Au cours de la retraite de deux jours, les discussions ont porté sur un large éventail de questions autour du thème principal : “l’ordre mondial émergent, le multilatéralisme et l’Afrique”. Un accent particulier a été mis sur la politique mondiale et les questions de gouvernance, y compris les défis émergents au multilatéralisme, l’état de paix et de sécurité internationales et les questions de gouvernance économique et environnementale.

“Les participants se sont déclarés profondément préoccupés par l’évolution de l’incertitude concernant l’avenir de l’ordre international multilatéral et son impact négatif sur l’état de la paix et de la sécurité internationales”, indique la déclaration finale.

Ils ont également exprimé leur préoccupation face au nouveau type d’action unilatérale qui sape les fondements mêmes du multilatéralisme, qui se déroule malheureusement dans le cadre des conflits et des mesures à la paix et à la sécurité internationales, notamment le terrorisme et l’extrémisme violent, le trafic et l’utilisation d’armes illicites, le trafic de drogue et d’êtres humains, la migration irrégulière et les conséquences du changement climatique.

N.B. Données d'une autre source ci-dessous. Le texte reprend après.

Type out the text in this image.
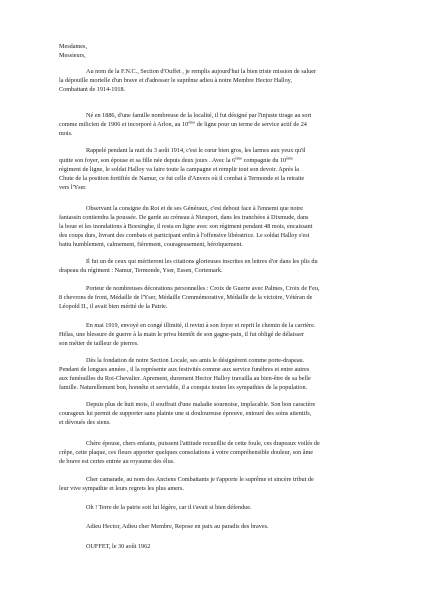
Mesdames,
Messieurs,
Au nom de la F.N.C., Section d'Ouffet , je remplis aujourd'hui la bien triste mission de saluer
la dépouille mortelle d'un brave et d'adresser le suprême adieu à notre Membre Hector Halloy,
Combattant de 1914-1918.
Né en 1886, d'une famille nombreuse de la localité, il fut désigné par l'injuste tirage au sort
comme milicien de 1906 et incorporé à Arlon, au 10ème de ligne pour un terme de service actif de 24
mois.
Rappelé pendant la nuit du 3 août 1914, c'est le cœur bien gros, les larmes aux yeux qu'il
quitte son foyer, son épouse et sa fille née depuis deux jours . Avec la 6ème compagnie du 10ème
régiment de ligne, le soldat Halloy va faire toute la campagne et remplir tout son devoir. Après la
Chute de la position fortifiée de Namur, ce fut celle d'Anvers où il combat à Termonde et la retraite
vers l'Yser.
Observant la consigne du Roi et de ses Généraux, c'est debout face à l'ennemi que notre
fantassin contiendra la poussée. De garde au créneau à Nieuport, dans les tranchées à Dixmude, dans
la boue et les inondations à Boesinghe, il resta en ligne avec son régiment pendant 48 mois, encaissant
des coups durs, livrant des combats et participant enfin à l'offensive libératrice. Le soldat Halloy s'est
battu humblement, calmement, fièrement, courageusement, héroïquement.
Il fut un de ceux qui mériteront les citations glorieuses inscrites en lettres d'or dans les plis du
drapeau du régiment : Namur, Termonde, Yser, Essen, Cortemark.
Porteur de nombreuses décorations personnelles : Croix de Guerre avec Palmes, Croix de Feu,
8 chevrons de front, Médaille de l'Yser, Médaille Commémorative, Médaille de la victoire, Vétéran de
Léopold II., il avait bien mérité de la Patrie.
En mai 1919, envoyé en congé illimité, il revint à son foyer et reprit le chemin de la carrière.
Hélas, une blessure de guerre à la main le priva bientôt de son gagne-pain, il fut obligé de délaisser
son métier de tailleur de pierres.
Dès la fondation de notre Section Locale, ses amis le désignèrent comme porte-drapeau.
Pendant de longues années , il la représente aux festivités comme aux service funèbres et entre autres
aux funérailles du Roi-Chevalier. Aprement, durement Hector Halloy travailla au bien-être de sa belle
famille. Naturellement bon, honnête et serviable, il a conquis toutes les sympathies de la population.
Depuis plus de huit mois, il souffrait d'une maladie sournoise, implacable. Son bon caractère
courageux lui permit de supporter sans plainte une si douloureuse épreuve, entouré des soins attentifs,
et dévoués des siens.
Chère épouse, chers enfants, puissent l'attitude recueillie de cette foule, ces drapeaux voilés de
crêpe, cette plaque, ces fleurs apporter quelques consolations à votre compréhensible douleur, son âme
de brave est certes entrée au royaume des élus.
Cher camarade, au nom des Anciens Combattants je t'apporte le suprême et sincère tribut de
leur vive sympathie et leurs regrets les plus amers.
Oh ! Terre de la patrie soit lui légère, car il t'avait si bien défendue.
Adieu Hector, Adieu cher Membre, Repose en paix au paradis des braves.
OUFFET, le 30 août 1962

Aussi ont-ils appelé à “prendre des mesures énergétiques contre le fléau des flux financiers illicites, car c’est l’un des facteurs qui contribuent à la persistance des conflits violents sur le continent”.

Pour la 8e retraite de l’UA, seul un multilatéralisme fondé sur des règles demeure le principal mécanisme pour renforcer la coopération afin de cerner les problèmes mondiaux de paix et de sécurité et les défis économiques et environnementaux. “Tout en affirmant la nécessité de démocratiser davantage le système des Nations Unies, (elle a) réaffirmé la primauté de l’ONU en tant que forum mondial pour un multilatéralisme légitime, efficace et inclusif afin de relever les multiples défis auxquels la communauté internationale est confrontée”.

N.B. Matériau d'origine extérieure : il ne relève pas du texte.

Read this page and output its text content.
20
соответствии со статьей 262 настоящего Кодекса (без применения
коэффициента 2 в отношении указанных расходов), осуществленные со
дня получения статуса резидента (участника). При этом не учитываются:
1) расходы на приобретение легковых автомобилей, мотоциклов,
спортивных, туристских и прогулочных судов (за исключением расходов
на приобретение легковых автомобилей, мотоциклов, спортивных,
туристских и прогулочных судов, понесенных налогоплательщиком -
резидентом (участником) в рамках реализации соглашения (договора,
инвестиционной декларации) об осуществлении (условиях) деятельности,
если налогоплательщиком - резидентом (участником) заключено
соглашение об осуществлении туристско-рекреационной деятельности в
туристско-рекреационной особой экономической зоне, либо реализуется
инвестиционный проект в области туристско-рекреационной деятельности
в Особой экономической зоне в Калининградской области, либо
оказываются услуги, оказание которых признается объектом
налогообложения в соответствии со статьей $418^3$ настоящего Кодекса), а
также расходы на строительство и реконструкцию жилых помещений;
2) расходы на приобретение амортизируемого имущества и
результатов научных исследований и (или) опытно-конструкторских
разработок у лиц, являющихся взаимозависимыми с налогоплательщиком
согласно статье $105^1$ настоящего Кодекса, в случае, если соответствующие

La réunion de N’Djamena a souligné l’importance de restaurer le rôle clé de l’Assemblée générale des Nations Unies en tant qu’organe délibératif, politique et représentatif principal de l’ONU, ainsi que “l’urgence de conclure la réforme du Conseil de sécurité pour corriger l’injustice historique faite à l’Afrique et de le rendre démocratique, transparent et vraiment représentatif”. Pour elle, “la réforme du Conseil de sécurité au XXIe siècle serait un triomphe du multilatéralisme”.

La déclaration de N’Djamena met aussi l’accent sur la nécessité d’utiliser pleinement les membres africains du Conseil de sécurité de l’ONU pour pousser en avant les positions communes africaines sur la paix et la sécurité et intensifier leur engagement à jouer un rôle dans l’architecture des résolutions du Conseil de sécurité sur les questions africaines. L’Afrique doit “parler d’une seule voix pour renforcer son efficacité et sa responsabilité de leadership continental”.

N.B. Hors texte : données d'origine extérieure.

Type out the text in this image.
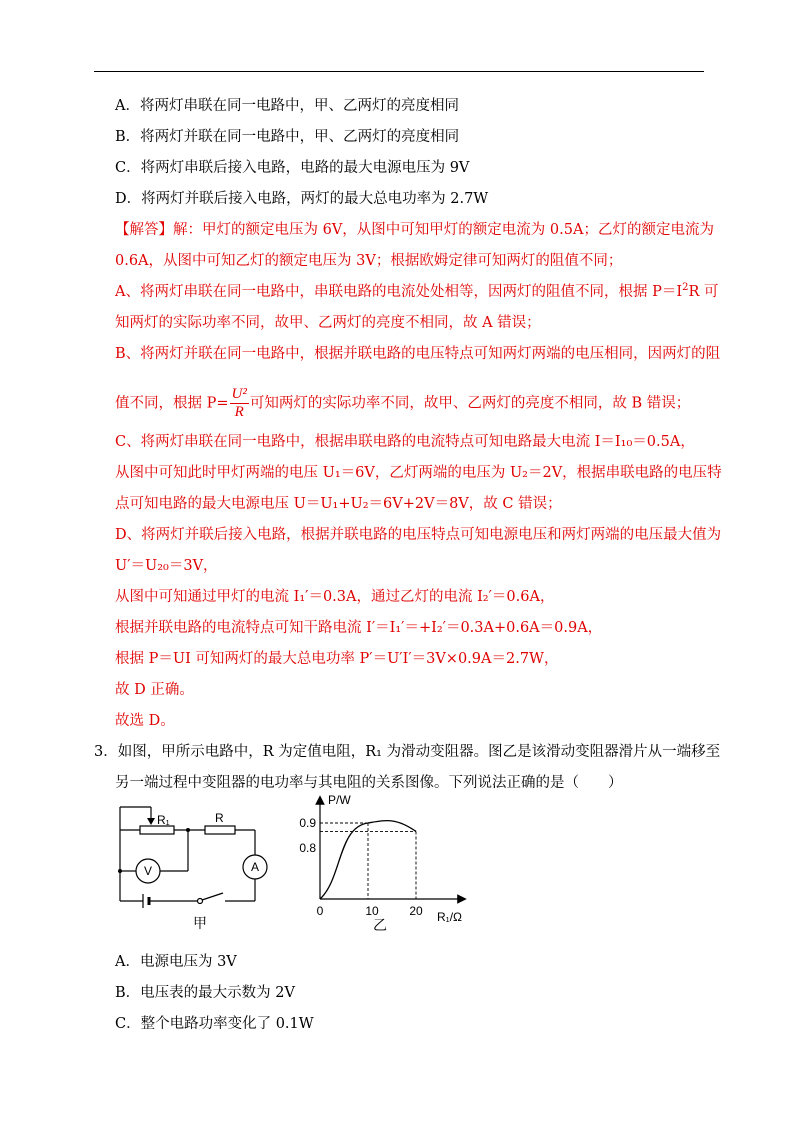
A．将两灯串联在同一电路中，甲、乙两灯的亮度相同
B．将两灯并联在同一电路中，甲、乙两灯的亮度相同
C．将两灯串联后接入电路，电路的最大电源电压为 9V
D．将两灯并联后接入电路，两灯的最大总电功率为 2.7W
【解答】解：甲灯的额定电压为 6V，从图中可知甲灯的额定电流为 0.5A；乙灯的额定电流为
0.6A，从图中可知乙灯的额定电压为 3V；根据欧姆定律可知两灯的阻值不同；
A、将两灯串联在同一电路中，串联电路的电流处处相等，因两灯的阻值不同，根据 $P=I^2R$ 可
知两灯的实际功率不同，故甲、乙两灯的亮度不相同，故 A 错误；
B、将两灯并联在同一电路中，根据并联电路的电压特点可知两灯两端的电压相同，因两灯的阻
值不同，根据 $P= \frac{\text{U²}}{R}$ 可知两灯的实际功率不同，故甲、乙两灯的亮度不相同，故 B 错误；
C、将两灯串联在同一电路中，根据串联电路的电流特点可知电路最大电流 I＝I₁₀＝0.5A，
从图中可知此时甲灯两端的电压 U₁＝6V，乙灯两端的电压为 U₂＝2V，根据串联电路的电压特
点可知电路的最大电源电压 U＝U₁+U₂＝6V+2V＝8V，故 C 错误；
D、将两灯并联后接入电路，根据并联电路的电压特点可知电源电压和两灯两端的电压最大值为
U′＝U₂₀＝3V，
从图中可知通过甲灯的电流 I₁′＝0.3A，通过乙灯的电流 I₂′＝0.6A，
根据并联电路的电流特点可知干路电流 I′＝I₁′＝+I₂′＝0.3A+0.6A＝0.9A，
根据 P＝UI 可知两灯的最大总电功率 P′＝U′I′＝3V×0.9A＝2.7W，
故 D 正确。
故选 D。
3．如图，甲所示电路中，R 为定值电阻，R₁ 为滑动变阻器。图乙是该滑动变阻器滑片从一端移至
另一端过程中变阻器的电功率与其电阻的关系图像。下列说法正确的是（　　）
R₁	R
V	A
甲
P/W
R₁/Ω
0	10	20
0.9
0.8
乙
A．电源电压为 3V
B．电压表的最大示数为 2V
C．整个电路功率变化了 0.1W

Pour les participants de la 8e retraite, il est nécessaire de renforcer la pleine participation des organisations de la société civile, y compris les femmes et les jeunes, aux efforts visant à promouvoir la paix et la sécurité, ainsi que le développement socio-économique de l’ Afrique. Tout en reconnaissant le potentiel de l’Afrique de continuer à promouvoir le multilatéralisme, ils ont reconnu la nécessité pour le continent et son peuple de promouvoir le type d’entrepreneuriat qui utiliserait les capacités économiques et technologiques nécessaires pour faire de l’Afrique un acteur crédible et indispensable des affaires mondiales.